Before his tragic death, Michael Brown had just graduated high school and was headed to college -- a path more promising than most of his peers. But Brown’s academic experience was far from perfect, ProPublica’s Nikole Hannah-Jones shares on this week’s podcast. His school was part of the Normandy district, one of the poorest, most segregated and lowest performing in Missouri.

In her latest report, Hannah-Jones takes the story of Ferguson beyond the police shooting and protests after Brown’s death, and investigates St. Louis metro area's history of segregated school districts and how housing discrimination played a major part in paving the racial lines that divide black and white communities even today.

St. Louis has a history of white residents trying to keep black residents out of their neighborhoods through prohibiting home sales and limiting the building of more affordable rental properties in the suburbs. Black families were then unable to move out of urban areas to attain better schooling for their children, Hannah-Jones tells Editor-in-Chief Steve Engelberg.

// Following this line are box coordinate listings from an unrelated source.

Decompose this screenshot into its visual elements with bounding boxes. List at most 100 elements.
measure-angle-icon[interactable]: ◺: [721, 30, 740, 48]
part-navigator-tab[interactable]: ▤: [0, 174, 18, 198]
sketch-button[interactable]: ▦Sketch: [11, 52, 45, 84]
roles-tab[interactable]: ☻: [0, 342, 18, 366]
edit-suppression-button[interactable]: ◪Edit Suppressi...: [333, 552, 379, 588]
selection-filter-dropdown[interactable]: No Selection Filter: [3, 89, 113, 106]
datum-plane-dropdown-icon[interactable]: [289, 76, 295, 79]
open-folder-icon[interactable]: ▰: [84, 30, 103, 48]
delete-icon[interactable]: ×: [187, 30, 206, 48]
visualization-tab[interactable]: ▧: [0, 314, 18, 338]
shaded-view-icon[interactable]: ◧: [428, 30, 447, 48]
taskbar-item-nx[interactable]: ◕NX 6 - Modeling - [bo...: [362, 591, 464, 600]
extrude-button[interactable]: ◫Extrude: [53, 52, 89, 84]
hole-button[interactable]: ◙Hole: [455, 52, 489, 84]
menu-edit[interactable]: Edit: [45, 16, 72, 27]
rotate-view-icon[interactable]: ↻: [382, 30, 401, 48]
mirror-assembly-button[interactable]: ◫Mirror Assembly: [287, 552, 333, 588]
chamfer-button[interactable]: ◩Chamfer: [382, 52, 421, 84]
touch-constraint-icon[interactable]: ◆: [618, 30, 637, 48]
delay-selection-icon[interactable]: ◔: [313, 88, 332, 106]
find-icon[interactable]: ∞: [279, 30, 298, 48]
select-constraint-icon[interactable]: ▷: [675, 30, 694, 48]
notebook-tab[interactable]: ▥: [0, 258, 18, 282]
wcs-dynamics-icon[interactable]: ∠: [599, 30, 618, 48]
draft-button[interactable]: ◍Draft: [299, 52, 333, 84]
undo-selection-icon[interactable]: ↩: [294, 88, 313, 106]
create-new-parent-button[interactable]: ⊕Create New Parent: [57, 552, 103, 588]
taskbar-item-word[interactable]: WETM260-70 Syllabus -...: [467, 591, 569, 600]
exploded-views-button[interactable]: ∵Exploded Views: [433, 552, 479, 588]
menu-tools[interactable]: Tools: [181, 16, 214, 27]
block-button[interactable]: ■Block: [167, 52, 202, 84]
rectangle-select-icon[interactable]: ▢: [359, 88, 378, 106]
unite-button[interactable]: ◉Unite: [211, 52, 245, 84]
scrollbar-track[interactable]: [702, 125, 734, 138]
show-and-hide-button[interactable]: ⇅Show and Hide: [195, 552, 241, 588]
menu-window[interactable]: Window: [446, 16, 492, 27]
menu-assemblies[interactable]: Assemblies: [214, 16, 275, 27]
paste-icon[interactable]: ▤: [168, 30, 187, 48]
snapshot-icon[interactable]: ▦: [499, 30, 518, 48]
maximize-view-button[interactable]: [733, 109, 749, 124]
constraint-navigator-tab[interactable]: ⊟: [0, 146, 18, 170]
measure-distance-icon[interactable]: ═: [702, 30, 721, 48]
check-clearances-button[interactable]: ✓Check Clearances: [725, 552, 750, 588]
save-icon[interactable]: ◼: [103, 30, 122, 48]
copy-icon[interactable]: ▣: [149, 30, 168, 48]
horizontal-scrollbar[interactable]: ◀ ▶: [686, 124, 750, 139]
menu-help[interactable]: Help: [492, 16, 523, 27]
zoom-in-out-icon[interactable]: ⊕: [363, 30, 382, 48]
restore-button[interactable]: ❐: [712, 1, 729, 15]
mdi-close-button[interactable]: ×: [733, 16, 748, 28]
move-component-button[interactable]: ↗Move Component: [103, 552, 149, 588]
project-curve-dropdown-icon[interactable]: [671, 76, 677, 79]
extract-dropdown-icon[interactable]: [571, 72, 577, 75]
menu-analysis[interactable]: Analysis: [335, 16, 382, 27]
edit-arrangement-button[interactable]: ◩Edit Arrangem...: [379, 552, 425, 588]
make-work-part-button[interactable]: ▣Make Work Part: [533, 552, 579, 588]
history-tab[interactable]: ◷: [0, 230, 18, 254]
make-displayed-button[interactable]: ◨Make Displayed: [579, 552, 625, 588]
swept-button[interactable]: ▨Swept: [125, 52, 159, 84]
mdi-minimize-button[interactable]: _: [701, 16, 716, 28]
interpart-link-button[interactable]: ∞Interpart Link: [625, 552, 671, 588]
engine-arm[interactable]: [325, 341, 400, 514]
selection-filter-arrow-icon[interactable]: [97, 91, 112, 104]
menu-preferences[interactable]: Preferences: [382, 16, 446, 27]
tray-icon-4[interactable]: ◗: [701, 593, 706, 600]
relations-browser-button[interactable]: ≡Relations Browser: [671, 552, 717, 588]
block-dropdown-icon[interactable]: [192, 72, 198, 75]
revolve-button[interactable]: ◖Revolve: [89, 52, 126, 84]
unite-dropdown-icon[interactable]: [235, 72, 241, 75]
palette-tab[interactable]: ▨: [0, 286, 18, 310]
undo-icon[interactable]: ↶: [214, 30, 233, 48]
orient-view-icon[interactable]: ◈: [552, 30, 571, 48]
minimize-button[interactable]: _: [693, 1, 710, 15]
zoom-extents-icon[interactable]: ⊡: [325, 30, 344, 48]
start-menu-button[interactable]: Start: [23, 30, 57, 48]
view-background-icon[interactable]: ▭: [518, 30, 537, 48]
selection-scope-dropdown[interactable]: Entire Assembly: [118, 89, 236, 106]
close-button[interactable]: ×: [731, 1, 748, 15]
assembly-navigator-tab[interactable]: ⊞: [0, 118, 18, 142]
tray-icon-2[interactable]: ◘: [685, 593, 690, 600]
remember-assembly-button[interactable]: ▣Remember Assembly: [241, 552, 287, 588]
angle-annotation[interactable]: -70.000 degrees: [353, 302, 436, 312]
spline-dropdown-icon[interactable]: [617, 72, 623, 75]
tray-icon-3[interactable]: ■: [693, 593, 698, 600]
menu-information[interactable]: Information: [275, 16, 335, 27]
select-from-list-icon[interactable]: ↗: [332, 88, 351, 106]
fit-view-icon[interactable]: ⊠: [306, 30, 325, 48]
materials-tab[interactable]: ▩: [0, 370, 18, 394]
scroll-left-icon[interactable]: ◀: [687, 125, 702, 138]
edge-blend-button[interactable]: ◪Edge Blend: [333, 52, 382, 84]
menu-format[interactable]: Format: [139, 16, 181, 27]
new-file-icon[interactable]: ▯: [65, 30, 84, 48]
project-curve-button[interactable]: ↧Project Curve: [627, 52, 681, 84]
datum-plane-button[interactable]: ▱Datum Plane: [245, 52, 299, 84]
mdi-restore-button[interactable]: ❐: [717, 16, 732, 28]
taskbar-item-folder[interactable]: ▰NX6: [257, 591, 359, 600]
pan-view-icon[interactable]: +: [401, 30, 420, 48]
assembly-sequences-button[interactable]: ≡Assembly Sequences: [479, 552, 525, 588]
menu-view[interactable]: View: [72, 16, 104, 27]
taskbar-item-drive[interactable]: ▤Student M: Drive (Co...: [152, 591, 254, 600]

Even after the Supreme Court's 1954 decision in Brown v. Board of Education deemed separate schools for black and white students unconstitutional, the 24 school districts in St. Louis remained heavily segregated until a 1983 federal court order launched one of the most successful desegregation programs in the country: black students would ride the bus to the predominantly white suburbs and attend higher-ranking schools.

But it didn’t last, and the desegregation program became voluntary by 1999. Even today, the majority of Missouri’s black students are stuck in lower-ranking schools and just a few are accepted into the busing program or able to transfer to another district.

“We’re not living up to our 1954 promise to integrate kids,” Hannah-Jones says. “As we look at how the demographics of our nation’s schools are changing, we’re at a point where about 50 percent of children in this country are children of color. I think we need to really examine what that means when so many of these kids are going to graduate from inferior schools. If they graduate at all.”